Face à la pression de son propre camp, Iñigo Errejón a finalement fait le choix de démissionner au bout de quarante-huit heures et de se retirer de la vie politique. Mais pour le groupe Sumar comme pour Pedro Sánchez, cette affaire laissera des traces, tant le féminisme et la lutte contre les violences sexuelles étaient au cœur de leur engagement politique.
Leur incapacité à remarquer les signaux avant-coureurs de ce scandale – ou le choix de ne pas y prêter attention, selon les versions – interroge notamment. “La vigueur avec laquelle les dirigeantes de Sumar ont interpellé Errejón la semaine dernière marque une incohérence entre le discours public et l’action privée dans une affaire aussi centrale pour ce camp politique”, souligne le journal progressiste El País dans un édito. Des dommages qui ne pourront peut-être pas être compensés par l’ardeur avec laquelle les dirigeants de Sumar, mais aussi de ceux du PSOE, font preuve pour réaffirmer leur solidarité avec les victimes de violences sexistes et sexuelles et assurer que toute la lumière serait faite sur cette affaire.
Et si la personne accusée par les faits reste et demeure Iñigo Errejón, cette affaire vient notamment particulièrement fragiliser la ministre du Travail Yolanda Díaz, l’une des vice-présidentes du gouvernement espagnol et figure féministe de la coalition Sumar. “La révélation de l’affaire Errejón a pris au dépourvu un exécutif qui se vante de son féminisme. Sachant qu’il ne peut se passer de sa partenaire minoritaire, Pedro Sánchez laisse à Yolanda Díaz une marge de manœuvre et de l’oxygène, dans le pire moment qu’elle traverse”, relate le journal El Mundo.

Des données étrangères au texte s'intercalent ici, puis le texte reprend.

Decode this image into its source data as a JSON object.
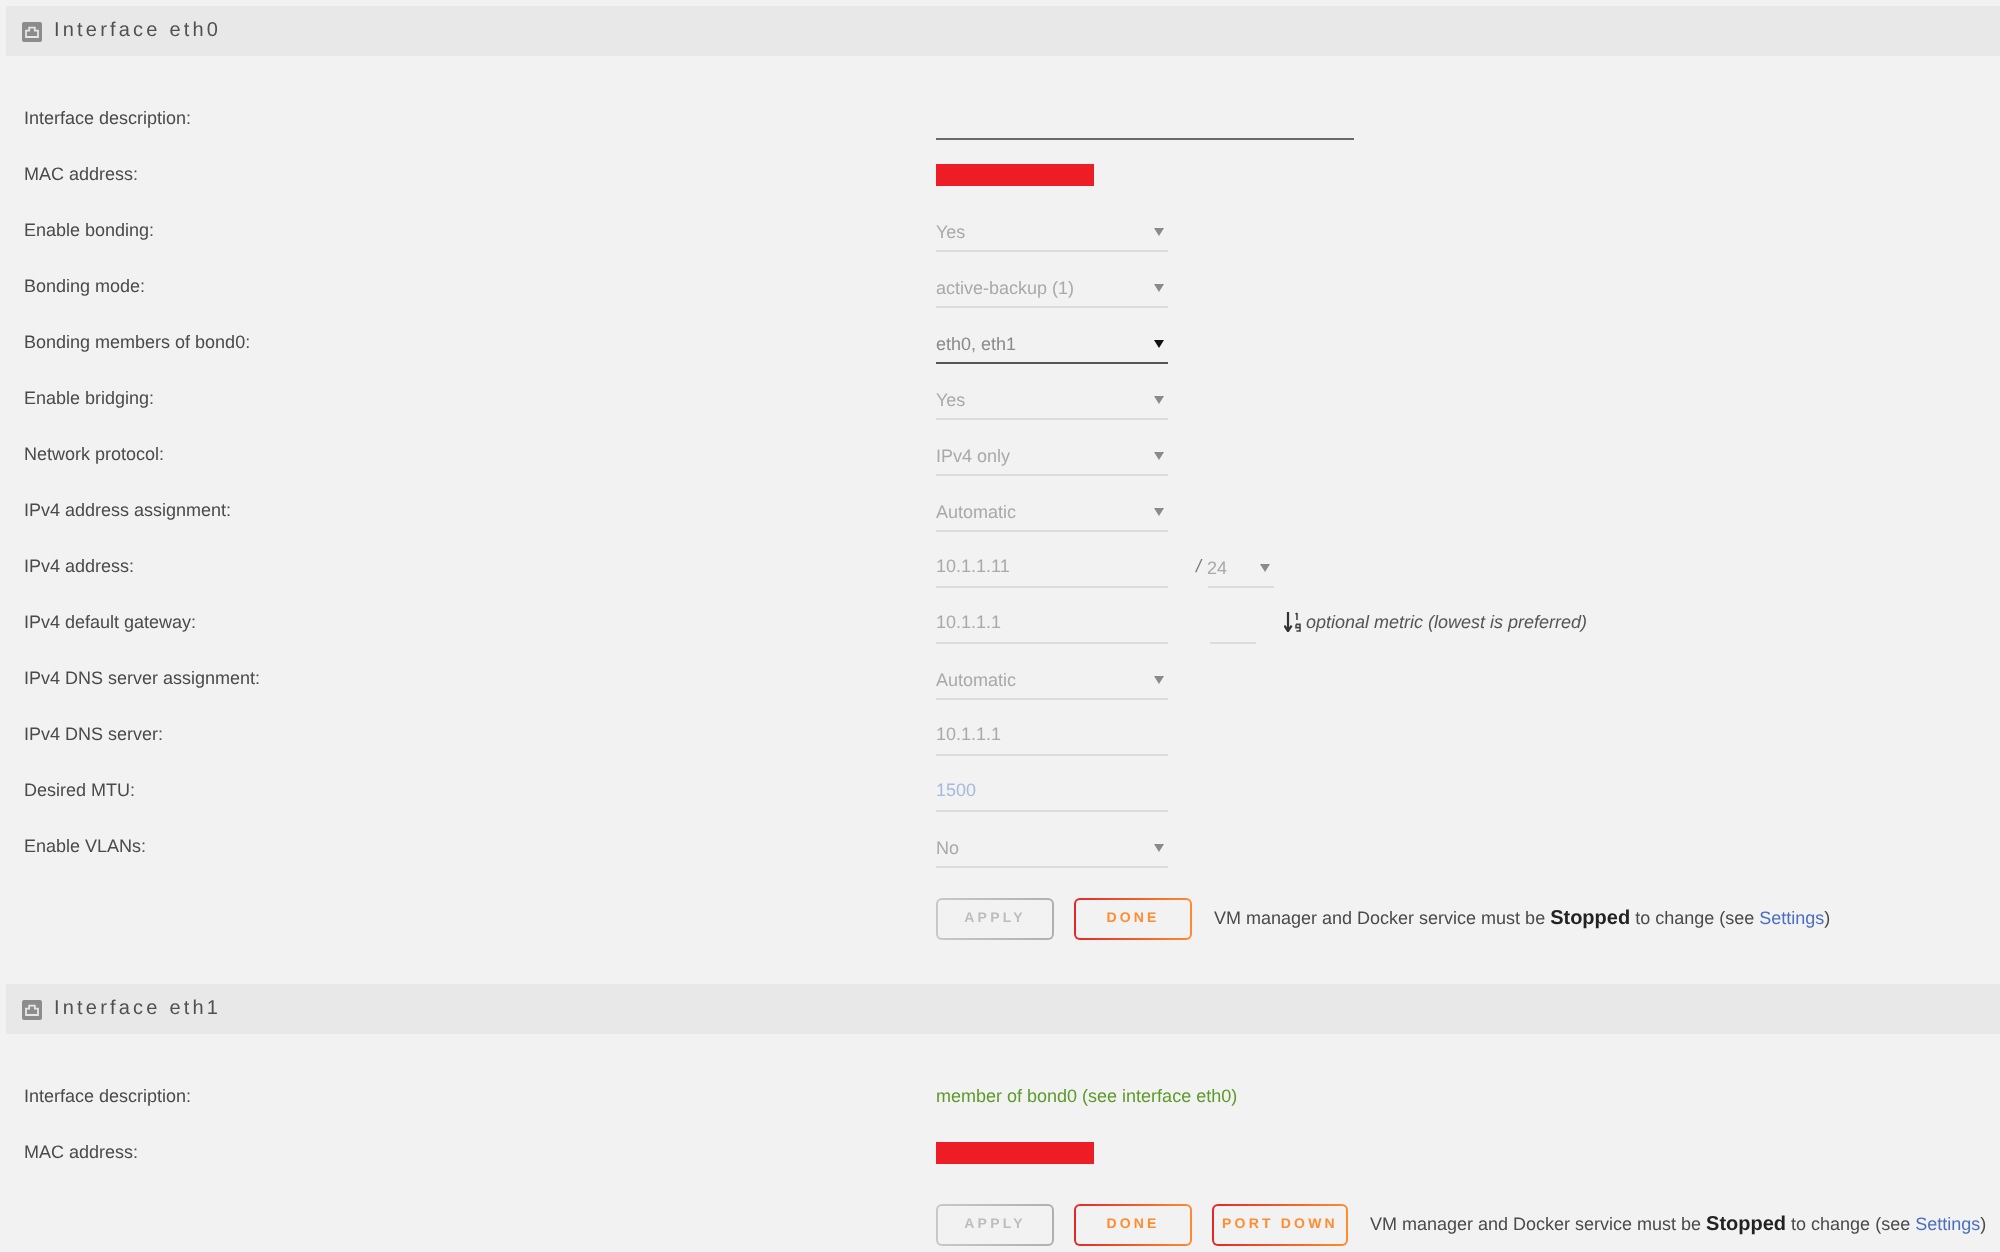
{
  "sections": [
    {
      "title": "Interface eth0",
      "rows": [
        {
          "label": "Interface description:",
          "kind": "long_input",
          "disabled": false
        },
        {
          "label": "MAC address:",
          "kind": "redacted"
        },
        {
          "label": "Enable bonding:",
          "kind": "select",
          "value": "Yes",
          "disabled": true
        },
        {
          "label": "Bonding mode:",
          "kind": "select",
          "value": "active-backup (1)",
          "disabled": true
        },
        {
          "label": "Bonding members of bond0:",
          "kind": "select",
          "value": "eth0, eth1",
          "disabled": false
        },
        {
          "label": "Enable bridging:",
          "kind": "select",
          "value": "Yes",
          "disabled": true
        },
        {
          "label": "Network protocol:",
          "kind": "select",
          "value": "IPv4 only",
          "disabled": true
        },
        {
          "label": "IPv4 address assignment:",
          "kind": "select",
          "value": "Automatic",
          "disabled": true
        },
        {
          "label": "IPv4 address:",
          "kind": "address",
          "value": "10.1.1.11",
          "disabled": true,
          "separator": "/",
          "prefix": {
            "value": "24",
            "disabled": true
          }
        },
        {
          "label": "IPv4 default gateway:",
          "kind": "gateway",
          "value": "10.1.1.1",
          "disabled": true,
          "metric": {
            "disabled": true
          },
          "hint": "optional metric (lowest is preferred)"
        },
        {
          "label": "IPv4 DNS server assignment:",
          "kind": "select",
          "value": "Automatic",
          "disabled": true
        },
        {
          "label": "IPv4 DNS server:",
          "kind": "input",
          "value": "10.1.1.1",
          "disabled": true
        },
        {
          "label": "Desired MTU:",
          "kind": "input",
          "placeholder": "1500",
          "disabled": true
        },
        {
          "label": "Enable VLANs:",
          "kind": "select",
          "value": "No",
          "disabled": true
        }
      ],
      "buttons": [
        {
          "label": "APPLY",
          "disabled": true
        },
        {
          "label": "DONE",
          "disabled": false
        }
      ],
      "note": {
        "before": "VM manager and Docker service must be **Stopped** to change (see ",
        "link": "Settings",
        "after": ")"
      }
    },
    {
      "title": "Interface eth1",
      "rows": [
        {
          "label": "Interface description:",
          "kind": "text",
          "value": "member of bond0 (see interface eth0)"
        },
        {
          "label": "MAC address:",
          "kind": "redacted"
        }
      ],
      "buttons": [
        {
          "label": "APPLY",
          "disabled": true
        },
        {
          "label": "DONE",
          "disabled": false
        },
        {
          "label": "PORT DOWN",
          "disabled": false
        }
      ],
      "note": {
        "before": "VM manager and Docker service must be **Stopped** to change (see ",
        "link": "Settings",
        "after": ")"
      }
    }
  ]
}
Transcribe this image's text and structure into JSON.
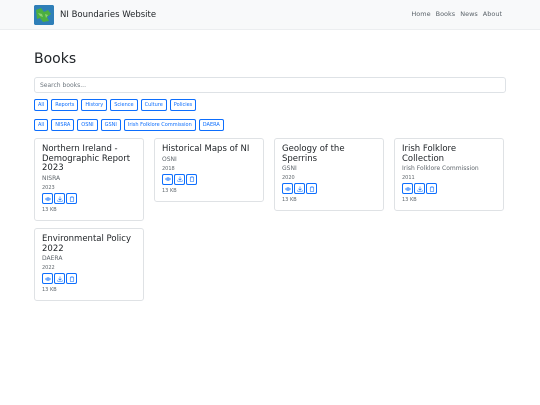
{
  "nav": {
    "brand": "NI Boundaries Website",
    "links": [
      "Home",
      "Books",
      "News",
      "About"
    ]
  },
  "page": {
    "title": "Books"
  },
  "search": {
    "placeholder": "Search books..."
  },
  "filters": {
    "categories": [
      "All",
      "Reports",
      "History",
      "Science",
      "Culture",
      "Policies"
    ],
    "organisations": [
      "All",
      "NISRA",
      "OSNI",
      "GSNI",
      "Irish Folklore Commission",
      "DAERA"
    ]
  },
  "books": [
    {
      "title": "Northern Ireland - Demographic Report 2023",
      "org": "NISRA",
      "year": "2023",
      "size": "13 KB"
    },
    {
      "title": "Historical Maps of NI",
      "org": "OSNI",
      "year": "2018",
      "size": "13 KB"
    },
    {
      "title": "Geology of the Sperrins",
      "org": "GSNI",
      "year": "2020",
      "size": "13 KB"
    },
    {
      "title": "Irish Folklore Collection",
      "org": "Irish Folklore Commission",
      "year": "2011",
      "size": "13 KB"
    },
    {
      "title": "Environmental Policy 2022",
      "org": "DAERA",
      "year": "2022",
      "size": "13 KB"
    }
  ],
  "icons": {
    "logo": "map-logo-icon",
    "view": "eye-icon",
    "download": "download-icon",
    "copy": "clipboard-icon"
  },
  "colors": {
    "accent": "#0d6efd",
    "navbar_bg": "#f8f9fa",
    "logo_blue": "#2f7fb8",
    "logo_green": "#4caf3f"
  }
}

Des affaires de corruption
Si cette affaire vient endommager la déjà bien fragile coalition de Pedro Sánchez, qui ne tient sa majorité qu’à un fil, le Premier ministre espagnol a été cerné par plusieurs autres polémiques ces dernières semaines. Il y a d’abord le retour de l’affaire de corruption visant son épouse, qui avait presque conduit le chef du gouvernement espagnol à démissionner en avril dernier. Le juge menant l’enquête a décidé ce mardi d’étendre ses investigations à d’autres délits potentiels et donc de la convoquer de nouveau le 18 novembre prochain, alors que Begoña Gómez était déjà accusée de corruption et trafic d’influence. “Toutes les plaintes qui ont été déposées contre ma femme émanent des mêmes organisations d’extrême droite”, a assuré Pedro Sanchez depuis Mumbai où il est en déplacement, se disant “convaincu que le temps (remettrait) les choses à leur place”.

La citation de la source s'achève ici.